I like the bottle. I am not sure about the wire on the bottle, though... unless the bottle likes wearing fishnet stockings. 

Dimple is produced by Haig, which is now owned by giant Diageo. The first Dimple whisky was distilled in 1890, and about three years after this the distinctive Dimple bottle was introduced. This whisky is a blend of over 30 malt and grain whiskies that are a minimum 15 years of age.  Some online research reveals (though, this does not appear on the official website of Diageo but rather reputable retailers) that this blend is based on Glenkinchie. I am not a fan of the Glenkinchie single malt, so, combined with the reviews I have read, my expectations of this whisky are low. 

Nose

Smooth and soft, this whisky has cereal and soft fruit at its core. Pear and cooked apple drift up with sponge cake, corn and porridge. The sharpness of chardonnay cuts through the subtlety of walnuts. Keeping with the sweet theme, the smell of lemon meringue and honey gets my attention. 

Taste

Bitter orange strikes my tongue immediately, with notes of sweet honey. Initially a little dull, the intensity of flavor slowly builds up. This whisky has a spicy and fruity clout in the middle of the tasting that fades and is overtaken by a dry smokiness and hints of wood.  

Finish 

The flavor of this whisky remains on my tongue for about a minute and 15 seconds after swallowing, quickly fading after that. This is pretty good! A few reviews say that the finish is short lived, but my tasting of this whisky reveals a whisky with a fine finish.  

Overall 

This whisky is initially quite dull. Be patient! Savour it, let it swirl in your mouth, and this whisky will deliver a brilliantly complex flavor in the middle of the tasting and in the finish. The flavor of this whisky builds up after hitting the tongue. It is wonderfully smooth, and a great whisky for blend drinkers to unpack. 

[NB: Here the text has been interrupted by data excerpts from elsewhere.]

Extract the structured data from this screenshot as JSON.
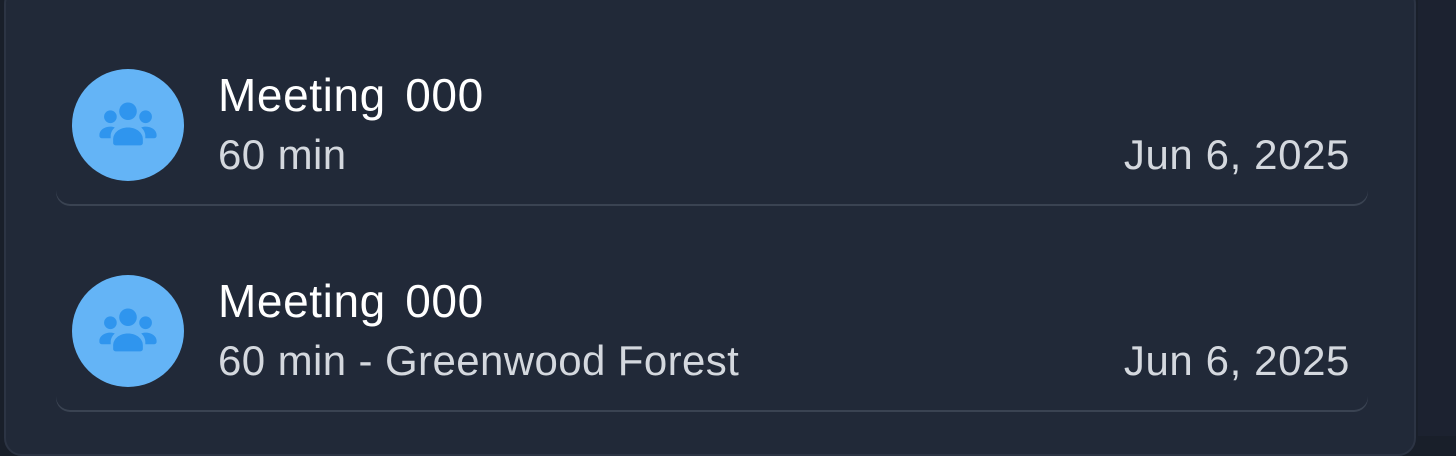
{
  "meetings": [
    {
      "title": "Meeting 000",
      "subtitle": "60 min",
      "date": "Jun 6, 2025",
      "icon": "group-icon"
    },
    {
      "title": "Meeting 000",
      "subtitle": "60 min - Greenwood Forest",
      "date": "Jun 6, 2025",
      "icon": "group-icon"
    }
  ],
  "colors": {
    "background": "#212938",
    "avatar": "#64b4f6",
    "avatar_icon": "#2f95ee",
    "title_text": "#ffffff",
    "secondary_text": "#d4d8de"
  }
}
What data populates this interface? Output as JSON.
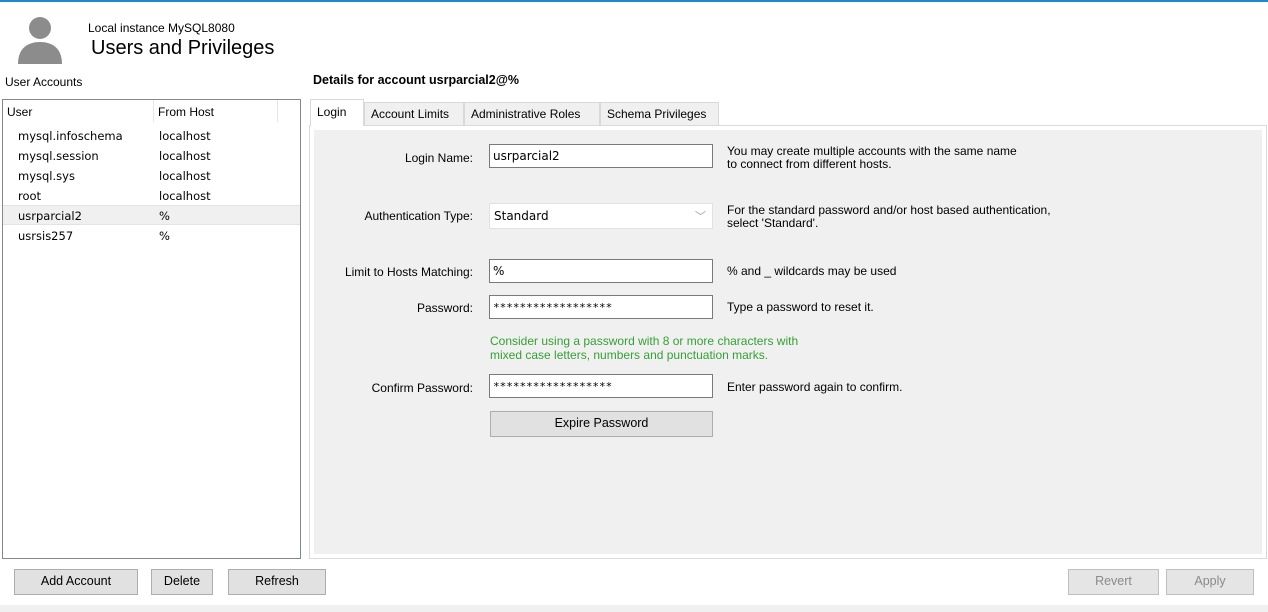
{
  "header": {
    "instance": "Local instance MySQL8080",
    "title": "Users and Privileges"
  },
  "accounts": {
    "section_label": "User Accounts",
    "columns": [
      "User",
      "From Host"
    ],
    "rows": [
      {
        "user": "mysql.infoschema",
        "host": "localhost"
      },
      {
        "user": "mysql.session",
        "host": "localhost"
      },
      {
        "user": "mysql.sys",
        "host": "localhost"
      },
      {
        "user": "root",
        "host": "localhost"
      },
      {
        "user": "usrparcial2",
        "host": "%"
      },
      {
        "user": "usrsis257",
        "host": "%"
      }
    ],
    "selected_index": 4
  },
  "details": {
    "title": "Details for account usrparcial2@%",
    "tabs": [
      "Login",
      "Account Limits",
      "Administrative Roles",
      "Schema Privileges"
    ],
    "active_tab": "Login",
    "login_name_label": "Login Name:",
    "login_name_value": "usrparcial2",
    "login_name_help": "You may create multiple accounts with the same name\nto connect from different hosts.",
    "auth_type_label": "Authentication Type:",
    "auth_type_value": "Standard",
    "auth_type_help": "For the standard password and/or host based authentication,\nselect 'Standard'.",
    "hosts_label": "Limit to Hosts Matching:",
    "hosts_value": "%",
    "hosts_help": "% and _ wildcards may be used",
    "password_label": "Password:",
    "password_value": "******************",
    "password_help": "Type a password to reset it.",
    "password_hint": "Consider using a password with 8 or more characters with\nmixed case letters, numbers and punctuation marks.",
    "confirm_label": "Confirm Password:",
    "confirm_value": "******************",
    "confirm_help": "Enter password again to confirm.",
    "expire_button": "Expire Password"
  },
  "footer": {
    "add_account": "Add Account",
    "delete": "Delete",
    "refresh": "Refresh",
    "revert": "Revert",
    "apply": "Apply"
  },
  "colors": {
    "accent_rule": "#1e88c9",
    "hint_green": "#35a035",
    "panel_bg": "#f0f0f0"
  },
  "icons": {
    "header_avatar": "user-silhouette-icon",
    "dropdown_arrow": "chevron-down-icon"
  }
}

I do not agree with some online reviews about this whisky. Yes, it starts a little lifeless and boring but then, with some patient swirling, it delivers an energetic charge of citrus flavours that gradually give way (but not completely) to dry smokiness and wood; this offers great depth and complexity. The finish is excellent.

I think this whisky will start to climb up my favourites list as we get to know each other a little better!